Atrás de nós está a nossa história de vida e, com ela, a experiência que adquirimos. Já adiante de nós estão a incerteza e a dúvida sobre as próximas experiências que conquistaremos. E a angústia nos acompanha enquanto nos deslocamos do aqui e agora para o que virá. Essa situação é a que subsiste em boa parte da vida humana.
Tivéssemos apenas o instinto, a vida já estaria programada e escolher seria fácil. A vida boa e feliz seria aquela que mais se adequasse aos nossos impulsos. Aliás, sequer haveria escolha, porque a nossa conduta já estaria programada por eles. No entanto, não somos apenas instinto, pois podemos agir de diversas formas e escolher caminhos variados. Exatamente nessa diversidade de possibilidades e na dificuldade de ter que abrir mão de algumas opções, a certeza de um caminho traria tranquilidade à nossa angústia de ter que escolher.
Podemos não pensar exatamente nestes termos, mas a ideia que fica é a seguinte: “Se ao menos houvesse um gabarito da minha vida, que me oferecesse as respostas certas para as perguntas que faço, eu teria a tranquilidade em escolher quais caminhos seguir e em cada decisão a felicidade estaria garantida”.
O problema é que não temos um modelo certo. E talvez exatamente por isso que durante nossa vida buscamos uma infinidade deles. Podemos tentar guiar as nossas escolhas pela religião, pela ciência, por profissionais, por parentes, por sinais, pelos nossos sentimentos, pelos nossos pensamentos, por princípios (pessoais ou de outros), por experiência de pessoas que passaram pelas mesmas situações, ou seja, podemos optar por diversos gabaritos. A propósito, a própria escolha do gabarito nos angustia: “Qual devo seguir? Devo fazer o que me orientaram as recentes pesquisas dos cientistas ou o que disse minha família? Mas, e aquele caminho que um conhecido escolheu e que deu certo para ele? Eu teria esse mesmo sucesso? Qual padrão escolho? ”.
Ainda que estes gabaritos possam funcionar para alguns, não necessariamente funcionarão para todos. A incerteza do resultado da escolha permanece e a angústia também. O máximo que conseguimos com as respostas dos outros é iluminar a escuridão da trilha. De todo modo, o trajeto continua sendo pessoal e intrasferível.

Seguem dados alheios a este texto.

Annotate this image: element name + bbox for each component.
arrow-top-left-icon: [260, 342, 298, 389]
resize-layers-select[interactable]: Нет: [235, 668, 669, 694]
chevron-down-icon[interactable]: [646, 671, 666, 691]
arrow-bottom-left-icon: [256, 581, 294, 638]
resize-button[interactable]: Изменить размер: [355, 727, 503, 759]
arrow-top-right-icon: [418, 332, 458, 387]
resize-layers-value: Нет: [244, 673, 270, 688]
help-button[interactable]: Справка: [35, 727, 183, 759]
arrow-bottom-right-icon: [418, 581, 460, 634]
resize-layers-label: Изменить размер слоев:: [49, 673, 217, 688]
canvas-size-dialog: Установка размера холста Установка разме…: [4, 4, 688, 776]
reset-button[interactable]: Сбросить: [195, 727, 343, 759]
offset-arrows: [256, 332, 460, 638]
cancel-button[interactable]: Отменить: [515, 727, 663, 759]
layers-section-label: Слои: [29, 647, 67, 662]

Interessante perceber que o que ficou na história de vida de cada um de nós acaba sendo um gabarito. E, felizmente ou infelizmente, ele só é construído depois que se faz a escolha, porque assim saberemos o que deu certo e o que deu errado. E muitas vezes não temos mais tempo para corrigir.
Isso significa que nos resta a opção do enfrentamento das consequências das nossas escolhas e, com ele, a construção de novas experiências, de novos modelos próprios e o novo encontro de outros caminhos pela frente. Em certo momento, o resultado pode nos causar tristeza. Ao mesmo tempo, outros efeitos podem nos alegrar. O ponto em comum é que ainda assim terá a elaboração de experiência de vida e, com ela, a maturidade.
Pode ser que a ausência do gabarito é o que torna a nossa existência tão misteriosa e, ao mesmo tempo, tão interessante de ser vivenciada.
Os voluntários do CVV não têm gabaritos para distribuir, mas têm muita disposição em oferecer um espaço a quem nos procura para conversar sobre as dificuldades que enfrenta, os caminhos que tem pela frente, as dúvidas que lhe tiram o sono e sobre a angústia que o acompanha. Pode ser que, durante a conversa, a pessoa que busca o apoio emocional ilumine, ela mesma, a trilha do caminho que escolherá.